Last modified: 2015-04-25

Abstract


Predicting light propagation in skin tissues is of theoretical importance to improve the clinical efficacy in laser treatment of dermatosis, for example, port wine stains (PWS). The Monte Carlo (MC) method is a versatile and easy-to-parallel approach that has great potential in biomedical optics. In this method, features of a sizeable number of photon packets are collected to build the statistical behavior of light transportation. Biological tissue is usually geometrically and constitutionally complicated in terms of computation. For instance, non-uniform energy distribution by selective photothermolysis is caused by various optical properties in different skin tissues, leading to preferential absorption in blood vessels rather than in other skin tissues (epidermis, dermis, hair follicles, etc.). With regard to light propagation in geometrically complex biological tissue, voxel-based Monte Carlo (VMC) has attracted much attention. In VMC method, the model geometry is represented by a group of 3D stacked hexahedron voxels. Currently, researchers believe that VMC exhibits good adaptability for complex tissue models.
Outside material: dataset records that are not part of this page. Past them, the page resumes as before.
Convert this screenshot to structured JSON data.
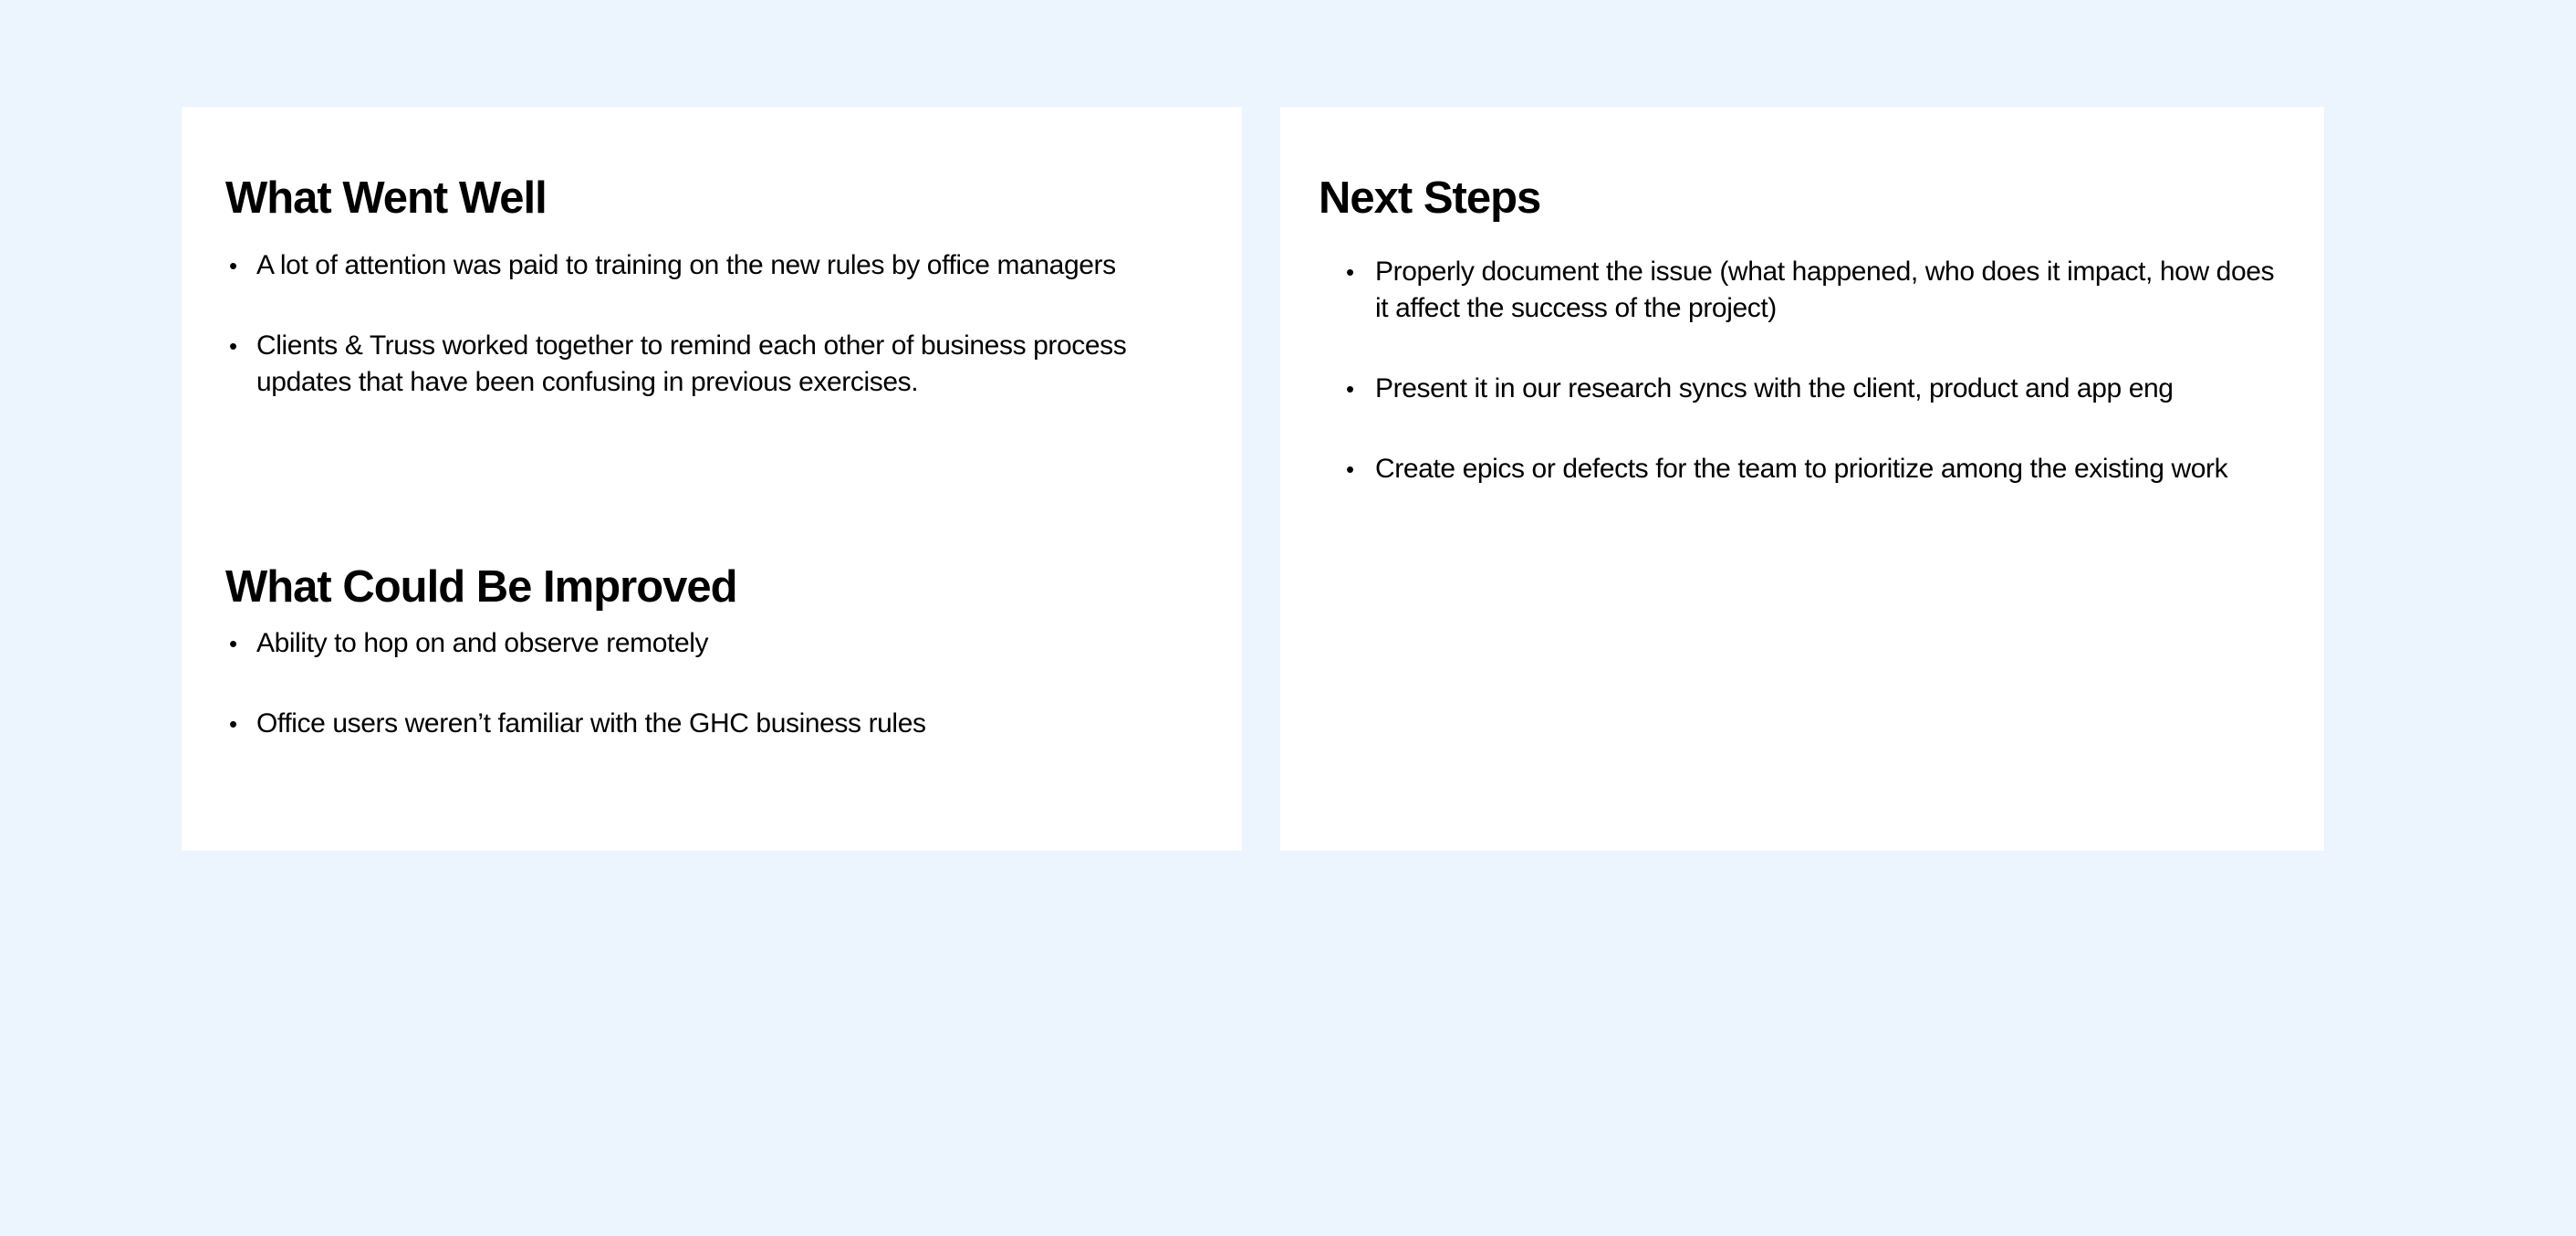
{
  "what_went_well": {
    "title": "What Went Well",
    "items": [
      "A lot of attention was paid to training on the new rules by office managers",
      "Clients & Truss worked together to remind each other of business process updates that have been confusing in previous exercises."
    ]
  },
  "what_could_be_improved": {
    "title": "What Could Be Improved",
    "items": [
      "Ability to hop on and observe remotely",
      "Office users weren’t familiar with the GHC business rules"
    ]
  },
  "next_steps": {
    "title": "Next Steps",
    "items": [
      "Properly document the issue (what happened, who does it impact, how does it affect the success of the project)",
      "Present it in our research syncs with the client, product and app eng",
      "Create epics or defects for the team to prioritize among the existing work"
    ]
  },
  "colors": {
    "background": "#ecf4fe",
    "card": "#ffffff",
    "text": "#000000"
  }
}
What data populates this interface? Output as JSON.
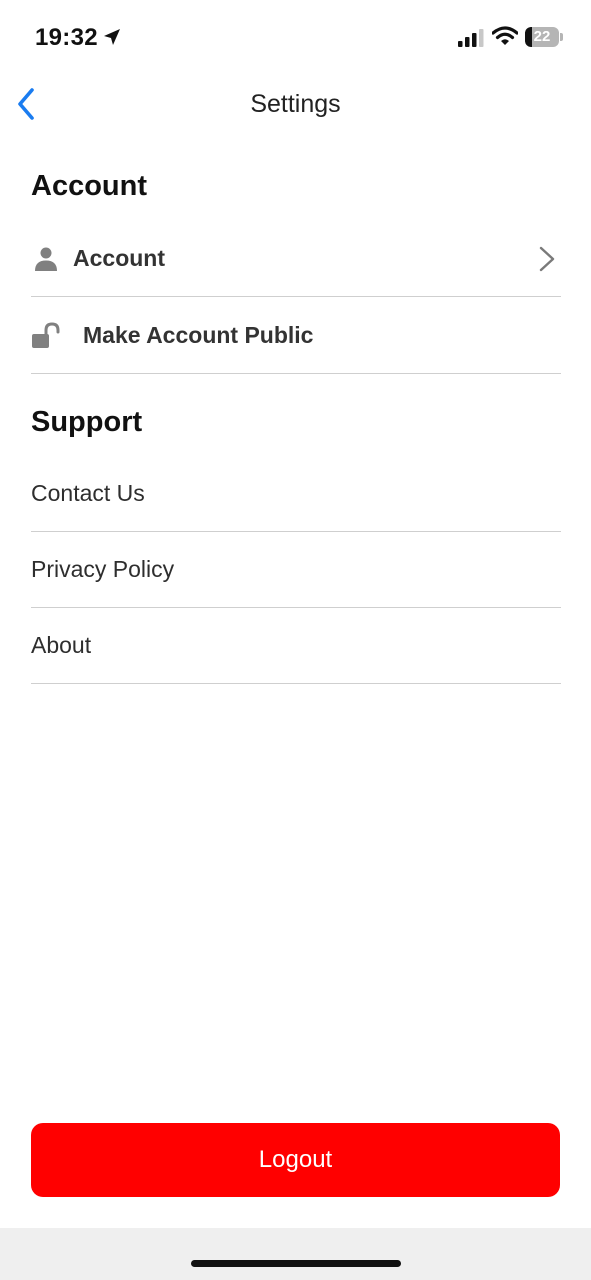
{
  "status_bar": {
    "time": "19:32",
    "battery_level": "22",
    "battery_fraction": 0.22
  },
  "nav": {
    "title": "Settings",
    "back_icon": "chevron-left-icon",
    "accent_color": "#1a7cf0"
  },
  "account_section": {
    "header": "Account",
    "items": [
      {
        "label": "Account",
        "icon": "person-icon",
        "has_chevron": true
      },
      {
        "label": "Make Account Public",
        "icon": "unlocked-padlock-icon",
        "has_chevron": false
      }
    ]
  },
  "support_section": {
    "header": "Support",
    "items": [
      {
        "label": "Contact Us"
      },
      {
        "label": "Privacy Policy"
      },
      {
        "label": "About"
      }
    ]
  },
  "logout": {
    "label": "Logout",
    "color": "#ff0000"
  }
}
However, tissue interface (especially curved boundary, such as vessel wall) is approximated by artificial serrated polygonal boundary, leading to the deviation of photon reflection and refraction.

To adapt the complex tissue structure, a body-fitted tetrahedron-based MC (TMC) method was developed to simulate laser propagation in tissue to improve smoothness of tissue interface shape. Results show that the energy deposition error by TMC in the interfacial region is one-tenth to one-fourth of that by VMC, yielding more accurate computation of photon reflection, refraction, and energy deposition. Simulation of light absorption in tissues embedded with two cross-bridge vessels showed that the energy shadow is also larger than the geometrical shadow, since the scattering is more important than transmission for deep vessel.  Light propagation in the multi-coaxial vessel cluster proved that an artificial vessel distribution could be used to predict absorption characteristics in real tissue with similar blood volume fraction because the highest deviation of blood energy absorption was lower than 4% among different distribution modes when vessel number is large then 20.